Carter was able, through two face-to-face meetings, to both understand Kim’s intentions and develop interpersonal trust with a leader who was ideologically the antithesis of everything Carter stood for. As a result, Carter secured Kim’s agreement that there would be no reprocessing of plutonium at the Yongbyon facility and a freeze on the major elements of the nuclear program whilst a new round of talks proceeded. The North Koreans also agreed that the IAEA inspections could continue. In return, Carter secured Clinton’s agreement to Kim’s request that the United States support the sale of two light water proliferation-resistant reactors. Kim had told Carter, according to Creekmore’s account, that “if a commitment is made to furnish us a light water reactor, then we will immediately freeze all our nuclear activities.”
The Carter mission to Pyongyang was successful because he and Kim were able to better understand one another by sitting down face-to-face. They developed, during these personal meetings, a bond of trust that helped to bridge the distrust between their two nations. As we argue in our new books, this is not a one-off example. Face-to-face diplomacy has long allowed leaders and policymakers to both better understand each other’s intentions and develop trust in one another that they will live up to commitments. Crucially, by meeting for face-to-face negotiations, leaders, or their representatives in the case of Carter, can often find ways to meet the interests of both sides without resorting to military action.
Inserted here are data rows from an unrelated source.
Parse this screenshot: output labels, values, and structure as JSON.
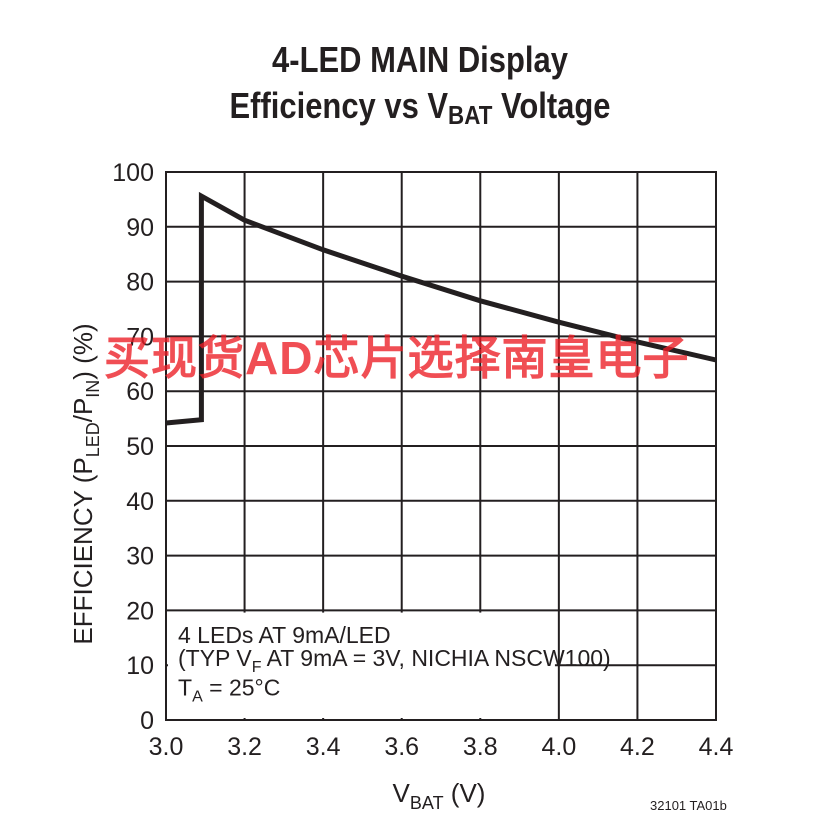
{
  "title": {
    "line1": "4-LED MAIN Display",
    "line2_pre": "Efficiency vs V",
    "line2_sub": "BAT",
    "line2_post": " Voltage"
  },
  "watermark": "买现货AD芯片选择南皇电子",
  "figure_id": "32101 TA01b",
  "chart_data": {
    "type": "line",
    "title": "4-LED MAIN Display Efficiency vs VBAT Voltage",
    "xlabel": {
      "main": "V",
      "sub": "BAT",
      "post": " (V)"
    },
    "ylabel": {
      "pre": "EFFICIENCY (P",
      "sub1": "LED",
      "mid": "/P",
      "sub2": "IN",
      "post": ") (%)"
    },
    "xlim": [
      3.0,
      4.4
    ],
    "ylim": [
      0,
      100
    ],
    "xticks": [
      3.0,
      3.2,
      3.4,
      3.6,
      3.8,
      4.0,
      4.2,
      4.4
    ],
    "xtick_labels": [
      "3.0",
      "3.2",
      "3.4",
      "3.6",
      "3.8",
      "4.0",
      "4.2",
      "4.4"
    ],
    "yticks": [
      0,
      10,
      20,
      30,
      40,
      50,
      60,
      70,
      80,
      90,
      100
    ],
    "ytick_labels": [
      "0",
      "10",
      "20",
      "30",
      "40",
      "50",
      "60",
      "70",
      "80",
      "90",
      "100"
    ],
    "grid": true,
    "series": [
      {
        "x": [
          3.0,
          3.09,
          3.09,
          3.2,
          3.4,
          3.6,
          3.8,
          4.0,
          4.2,
          4.4
        ],
        "y": [
          54.2,
          54.8,
          95.6,
          91.2,
          85.8,
          81.0,
          76.5,
          72.6,
          69.0,
          65.7
        ]
      }
    ],
    "annotation": {
      "line1": "4 LEDs AT 9mA/LED",
      "line2_pre": "(TYP V",
      "line2_sub": "F",
      "line2_post": " AT 9mA = 3V, NICHIA NSCW100)",
      "line3_pre": "T",
      "line3_sub": "A",
      "line3_post": " = 25°C"
    }
  }
}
In short, it may be time to send Carter, or a similar surrogate more amenable to the president, back to Pyongyang. A crisis that threatened to engulf the region over two decades ago was defused by face-to-face diplomacy and it is time to explore whether the current crisis can similarly be de-escalated.
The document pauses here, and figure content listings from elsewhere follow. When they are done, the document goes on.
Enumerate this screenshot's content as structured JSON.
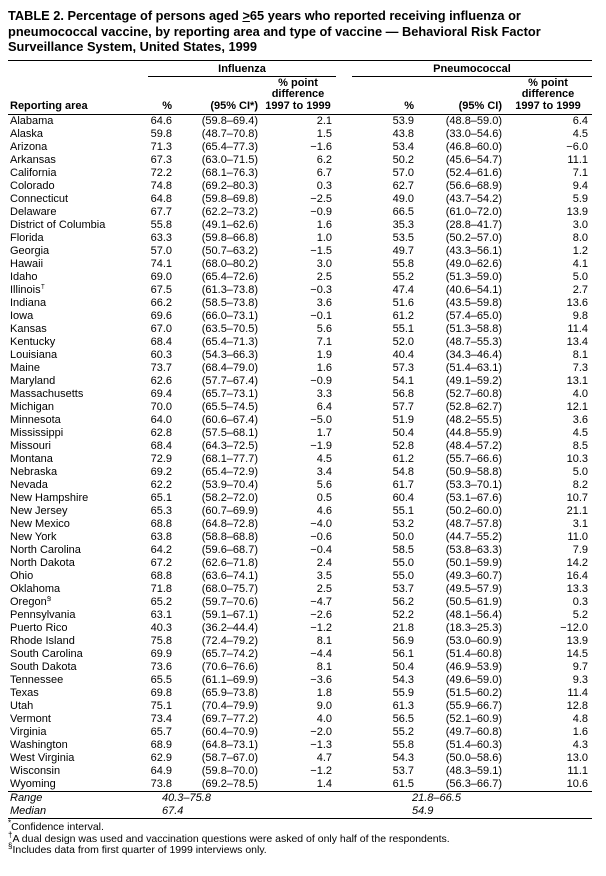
{
  "title": {
    "prefix": "TABLE 2. Percentage of persons aged ",
    "gte_symbol": ">",
    "suffix": "65 years who reported receiving influenza or pneumococcal vaccine, by reporting area and type of vaccine — Behavioral Risk Factor Surveillance System, United States, 1999"
  },
  "table": {
    "header": {
      "reporting_area": "Reporting area",
      "influenza": {
        "label": "Influenza",
        "pct": "%",
        "ci": "(95% CI*)",
        "diff": "% point\ndifference\n1997 to 1999"
      },
      "pneumococcal": {
        "label": "Pneumococcal",
        "pct": "%",
        "ci": "(95% CI)",
        "diff": "% point\ndifference\n1997 to 1999"
      }
    },
    "rows": [
      {
        "area": "Alabama",
        "flu_pct": "64.6",
        "flu_ci": "(59.8–69.4)",
        "flu_diff": "2.1",
        "pn_pct": "53.9",
        "pn_ci": "(48.8–59.0)",
        "pn_diff": "6.4"
      },
      {
        "area": "Alaska",
        "flu_pct": "59.8",
        "flu_ci": "(48.7–70.8)",
        "flu_diff": "1.5",
        "pn_pct": "43.8",
        "pn_ci": "(33.0–54.6)",
        "pn_diff": "4.5"
      },
      {
        "area": "Arizona",
        "flu_pct": "71.3",
        "flu_ci": "(65.4–77.3)",
        "flu_diff": "−1.6",
        "pn_pct": "53.4",
        "pn_ci": "(46.8–60.0)",
        "pn_diff": "−6.0"
      },
      {
        "area": "Arkansas",
        "flu_pct": "67.3",
        "flu_ci": "(63.0–71.5)",
        "flu_diff": "6.2",
        "pn_pct": "50.2",
        "pn_ci": "(45.6–54.7)",
        "pn_diff": "11.1"
      },
      {
        "area": "California",
        "flu_pct": "72.2",
        "flu_ci": "(68.1–76.3)",
        "flu_diff": "6.7",
        "pn_pct": "57.0",
        "pn_ci": "(52.4–61.6)",
        "pn_diff": "7.1"
      },
      {
        "area": "Colorado",
        "flu_pct": "74.8",
        "flu_ci": "(69.2–80.3)",
        "flu_diff": "0.3",
        "pn_pct": "62.7",
        "pn_ci": "(56.6–68.9)",
        "pn_diff": "9.4"
      },
      {
        "area": "Connecticut",
        "flu_pct": "64.8",
        "flu_ci": "(59.8–69.8)",
        "flu_diff": "−2.5",
        "pn_pct": "49.0",
        "pn_ci": "(43.7–54.2)",
        "pn_diff": "5.9"
      },
      {
        "area": "Delaware",
        "flu_pct": "67.7",
        "flu_ci": "(62.2–73.2)",
        "flu_diff": "−0.9",
        "pn_pct": "66.5",
        "pn_ci": "(61.0–72.0)",
        "pn_diff": "13.9"
      },
      {
        "area": "District of Columbia",
        "flu_pct": "55.8",
        "flu_ci": "(49.1–62.6)",
        "flu_diff": "1.6",
        "pn_pct": "35.3",
        "pn_ci": "(28.8–41.7)",
        "pn_diff": "3.0"
      },
      {
        "area": "Florida",
        "flu_pct": "63.3",
        "flu_ci": "(59.8–66.8)",
        "flu_diff": "1.0",
        "pn_pct": "53.5",
        "pn_ci": "(50.2–57.0)",
        "pn_diff": "8.0"
      },
      {
        "area": "Georgia",
        "flu_pct": "57.0",
        "flu_ci": "(50.7–63.2)",
        "flu_diff": "−1.5",
        "pn_pct": "49.7",
        "pn_ci": "(43.3–56.1)",
        "pn_diff": "1.2"
      },
      {
        "area": "Hawaii",
        "flu_pct": "74.1",
        "flu_ci": "(68.0–80.2)",
        "flu_diff": "3.0",
        "pn_pct": "55.8",
        "pn_ci": "(49.0–62.6)",
        "pn_diff": "4.1"
      },
      {
        "area": "Idaho",
        "flu_pct": "69.0",
        "flu_ci": "(65.4–72.6)",
        "flu_diff": "2.5",
        "pn_pct": "55.2",
        "pn_ci": "(51.3–59.0)",
        "pn_diff": "5.0"
      },
      {
        "area": "Illinois",
        "mark": "†",
        "flu_pct": "67.5",
        "flu_ci": "(61.3–73.8)",
        "flu_diff": "−0.3",
        "pn_pct": "47.4",
        "pn_ci": "(40.6–54.1)",
        "pn_diff": "2.7"
      },
      {
        "area": "Indiana",
        "flu_pct": "66.2",
        "flu_ci": "(58.5–73.8)",
        "flu_diff": "3.6",
        "pn_pct": "51.6",
        "pn_ci": "(43.5–59.8)",
        "pn_diff": "13.6"
      },
      {
        "area": "Iowa",
        "flu_pct": "69.6",
        "flu_ci": "(66.0–73.1)",
        "flu_diff": "−0.1",
        "pn_pct": "61.2",
        "pn_ci": "(57.4–65.0)",
        "pn_diff": "9.8"
      },
      {
        "area": "Kansas",
        "flu_pct": "67.0",
        "flu_ci": "(63.5–70.5)",
        "flu_diff": "5.6",
        "pn_pct": "55.1",
        "pn_ci": "(51.3–58.8)",
        "pn_diff": "11.4"
      },
      {
        "area": "Kentucky",
        "flu_pct": "68.4",
        "flu_ci": "(65.4–71.3)",
        "flu_diff": "7.1",
        "pn_pct": "52.0",
        "pn_ci": "(48.7–55.3)",
        "pn_diff": "13.4"
      },
      {
        "area": "Louisiana",
        "flu_pct": "60.3",
        "flu_ci": "(54.3–66.3)",
        "flu_diff": "1.9",
        "pn_pct": "40.4",
        "pn_ci": "(34.3–46.4)",
        "pn_diff": "8.1"
      },
      {
        "area": "Maine",
        "flu_pct": "73.7",
        "flu_ci": "(68.4–79.0)",
        "flu_diff": "1.6",
        "pn_pct": "57.3",
        "pn_ci": "(51.4–63.1)",
        "pn_diff": "7.3"
      },
      {
        "area": "Maryland",
        "flu_pct": "62.6",
        "flu_ci": "(57.7–67.4)",
        "flu_diff": "−0.9",
        "pn_pct": "54.1",
        "pn_ci": "(49.1–59.2)",
        "pn_diff": "13.1"
      },
      {
        "area": "Massachusetts",
        "flu_pct": "69.4",
        "flu_ci": "(65.7–73.1)",
        "flu_diff": "3.3",
        "pn_pct": "56.8",
        "pn_ci": "(52.7–60.8)",
        "pn_diff": "4.0"
      },
      {
        "area": "Michigan",
        "flu_pct": "70.0",
        "flu_ci": "(65.5–74.5)",
        "flu_diff": "6.4",
        "pn_pct": "57.7",
        "pn_ci": "(52.8–62.7)",
        "pn_diff": "12.1"
      },
      {
        "area": "Minnesota",
        "flu_pct": "64.0",
        "flu_ci": "(60.6–67.4)",
        "flu_diff": "−5.0",
        "pn_pct": "51.9",
        "pn_ci": "(48.2–55.5)",
        "pn_diff": "3.6"
      },
      {
        "area": "Mississippi",
        "flu_pct": "62.8",
        "flu_ci": "(57.5–68.1)",
        "flu_diff": "1.7",
        "pn_pct": "50.4",
        "pn_ci": "(44.8–55.9)",
        "pn_diff": "4.5"
      },
      {
        "area": "Missouri",
        "flu_pct": "68.4",
        "flu_ci": "(64.3–72.5)",
        "flu_diff": "−1.9",
        "pn_pct": "52.8",
        "pn_ci": "(48.4–57.2)",
        "pn_diff": "8.5"
      },
      {
        "area": "Montana",
        "flu_pct": "72.9",
        "flu_ci": "(68.1–77.7)",
        "flu_diff": "4.5",
        "pn_pct": "61.2",
        "pn_ci": "(55.7–66.6)",
        "pn_diff": "10.3"
      },
      {
        "area": "Nebraska",
        "flu_pct": "69.2",
        "flu_ci": "(65.4–72.9)",
        "flu_diff": "3.4",
        "pn_pct": "54.8",
        "pn_ci": "(50.9–58.8)",
        "pn_diff": "5.0"
      },
      {
        "area": "Nevada",
        "flu_pct": "62.2",
        "flu_ci": "(53.9–70.4)",
        "flu_diff": "5.6",
        "pn_pct": "61.7",
        "pn_ci": "(53.3–70.1)",
        "pn_diff": "8.2"
      },
      {
        "area": "New Hampshire",
        "flu_pct": "65.1",
        "flu_ci": "(58.2–72.0)",
        "flu_diff": "0.5",
        "pn_pct": "60.4",
        "pn_ci": "(53.1–67.6)",
        "pn_diff": "10.7"
      },
      {
        "area": "New Jersey",
        "flu_pct": "65.3",
        "flu_ci": "(60.7–69.9)",
        "flu_diff": "4.6",
        "pn_pct": "55.1",
        "pn_ci": "(50.2–60.0)",
        "pn_diff": "21.1"
      },
      {
        "area": "New Mexico",
        "flu_pct": "68.8",
        "flu_ci": "(64.8–72.8)",
        "flu_diff": "−4.0",
        "pn_pct": "53.2",
        "pn_ci": "(48.7–57.8)",
        "pn_diff": "3.1"
      },
      {
        "area": "New York",
        "flu_pct": "63.8",
        "flu_ci": "(58.8–68.8)",
        "flu_diff": "−0.6",
        "pn_pct": "50.0",
        "pn_ci": "(44.7–55.2)",
        "pn_diff": "11.0"
      },
      {
        "area": "North Carolina",
        "flu_pct": "64.2",
        "flu_ci": "(59.6–68.7)",
        "flu_diff": "−0.4",
        "pn_pct": "58.5",
        "pn_ci": "(53.8–63.3)",
        "pn_diff": "7.9"
      },
      {
        "area": "North Dakota",
        "flu_pct": "67.2",
        "flu_ci": "(62.6–71.8)",
        "flu_diff": "2.4",
        "pn_pct": "55.0",
        "pn_ci": "(50.1–59.9)",
        "pn_diff": "14.2"
      },
      {
        "area": "Ohio",
        "flu_pct": "68.8",
        "flu_ci": "(63.6–74.1)",
        "flu_diff": "3.5",
        "pn_pct": "55.0",
        "pn_ci": "(49.3–60.7)",
        "pn_diff": "16.4"
      },
      {
        "area": "Oklahoma",
        "flu_pct": "71.8",
        "flu_ci": "(68.0–75.7)",
        "flu_diff": "2.5",
        "pn_pct": "53.7",
        "pn_ci": "(49.5–57.9)",
        "pn_diff": "13.3"
      },
      {
        "area": "Oregon",
        "mark": "§",
        "flu_pct": "65.2",
        "flu_ci": "(59.7–70.6)",
        "flu_diff": "−4.7",
        "pn_pct": "56.2",
        "pn_ci": "(50.5–61.9)",
        "pn_diff": "0.3"
      },
      {
        "area": "Pennsylvania",
        "flu_pct": "63.1",
        "flu_ci": "(59.1–67.1)",
        "flu_diff": "−2.6",
        "pn_pct": "52.2",
        "pn_ci": "(48.1–56.4)",
        "pn_diff": "5.2"
      },
      {
        "area": "Puerto Rico",
        "flu_pct": "40.3",
        "flu_ci": "(36.2–44.4)",
        "flu_diff": "−1.2",
        "pn_pct": "21.8",
        "pn_ci": "(18.3–25.3)",
        "pn_diff": "−12.0"
      },
      {
        "area": "Rhode Island",
        "flu_pct": "75.8",
        "flu_ci": "(72.4–79.2)",
        "flu_diff": "8.1",
        "pn_pct": "56.9",
        "pn_ci": "(53.0–60.9)",
        "pn_diff": "13.9"
      },
      {
        "area": "South Carolina",
        "flu_pct": "69.9",
        "flu_ci": "(65.7–74.2)",
        "flu_diff": "−4.4",
        "pn_pct": "56.1",
        "pn_ci": "(51.4–60.8)",
        "pn_diff": "14.5"
      },
      {
        "area": "South Dakota",
        "flu_pct": "73.6",
        "flu_ci": "(70.6–76.6)",
        "flu_diff": "8.1",
        "pn_pct": "50.4",
        "pn_ci": "(46.9–53.9)",
        "pn_diff": "9.7"
      },
      {
        "area": "Tennessee",
        "flu_pct": "65.5",
        "flu_ci": "(61.1–69.9)",
        "flu_diff": "−3.6",
        "pn_pct": "54.3",
        "pn_ci": "(49.6–59.0)",
        "pn_diff": "9.3"
      },
      {
        "area": "Texas",
        "flu_pct": "69.8",
        "flu_ci": "(65.9–73.8)",
        "flu_diff": "1.8",
        "pn_pct": "55.9",
        "pn_ci": "(51.5–60.2)",
        "pn_diff": "11.4"
      },
      {
        "area": "Utah",
        "flu_pct": "75.1",
        "flu_ci": "(70.4–79.9)",
        "flu_diff": "9.0",
        "pn_pct": "61.3",
        "pn_ci": "(55.9–66.7)",
        "pn_diff": "12.8"
      },
      {
        "area": "Vermont",
        "flu_pct": "73.4",
        "flu_ci": "(69.7–77.2)",
        "flu_diff": "4.0",
        "pn_pct": "56.5",
        "pn_ci": "(52.1–60.9)",
        "pn_diff": "4.8"
      },
      {
        "area": "Virginia",
        "flu_pct": "65.7",
        "flu_ci": "(60.4–70.9)",
        "flu_diff": "−2.0",
        "pn_pct": "55.2",
        "pn_ci": "(49.7–60.8)",
        "pn_diff": "1.6"
      },
      {
        "area": "Washington",
        "flu_pct": "68.9",
        "flu_ci": "(64.8–73.1)",
        "flu_diff": "−1.3",
        "pn_pct": "55.8",
        "pn_ci": "(51.4–60.3)",
        "pn_diff": "4.3"
      },
      {
        "area": "West Virginia",
        "flu_pct": "62.9",
        "flu_ci": "(58.7–67.0)",
        "flu_diff": "4.7",
        "pn_pct": "54.3",
        "pn_ci": "(50.0–58.6)",
        "pn_diff": "13.0"
      },
      {
        "area": "Wisconsin",
        "flu_pct": "64.9",
        "flu_ci": "(59.8–70.0)",
        "flu_diff": "−1.2",
        "pn_pct": "53.7",
        "pn_ci": "(48.3–59.1)",
        "pn_diff": "11.1"
      },
      {
        "area": "Wyoming",
        "flu_pct": "73.8",
        "flu_ci": "(69.2–78.5)",
        "flu_diff": "1.4",
        "pn_pct": "61.5",
        "pn_ci": "(56.3–66.7)",
        "pn_diff": "10.6"
      }
    ],
    "summary": {
      "range": {
        "label": "Range",
        "influenza": "40.3–75.8",
        "pneumococcal": "21.8–66.5"
      },
      "median": {
        "label": "Median",
        "influenza": "67.4",
        "pneumococcal": "54.9"
      }
    }
  },
  "footnotes": [
    {
      "mark": "*",
      "text": "Confidence interval."
    },
    {
      "mark": "†",
      "text": "A dual design was used and vaccination questions were asked of only half of the respondents."
    },
    {
      "mark": "§",
      "text": "Includes data from first quarter of 1999 interviews only."
    }
  ]
}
Critics of this position will retort that the deal that Carter and Clinton negotiated in 1994 failed to stop the DPRK from developing nuclear weapons because the North Koreans cheated, and would cheat again if given the opportunity. Blaming the DPRK for the collapse of the cooperation that Carter’s mission made possible ignores the history of broken promises and strategic blunders on both sides, as each came to believe the other was exploiting the agreement for unilateral advantage. Consequently, it is wrong to assume that because 12 years later, North Korea tested and developed nuclear weapons, this was an inevitable outcome of the negotiations Carter and Clinton entered into in 1994.
Diplomacy of the Carter kind in 1994 is an exercise of power, not weakness. It could today allow the United States to both pressure the DPRK to abandon its nuclear ambitions and defuse the current crisis without costly intended, or unintended, military action. If reports that the Trump administration has asked Carter not to attempt any type of mediation on this occasion are true, the administration should reconsider its position on negotiating face-to-face with the North Koreans.
Marcus Holmes is Assistant Professor of Government at The College of William & Mary. His book, Face Value: Face-to-Face Diplomacy, Social Neuroscience, and International Relations, is under contract with Cambridge University Press.
Nicholas J. Wheeler is Professor of International Relations and Director of the Institute for Conflict, Cooperation and Security at the University of Birmingham. His latest book, Trusting Enemies is forthcoming with Oxford University Press.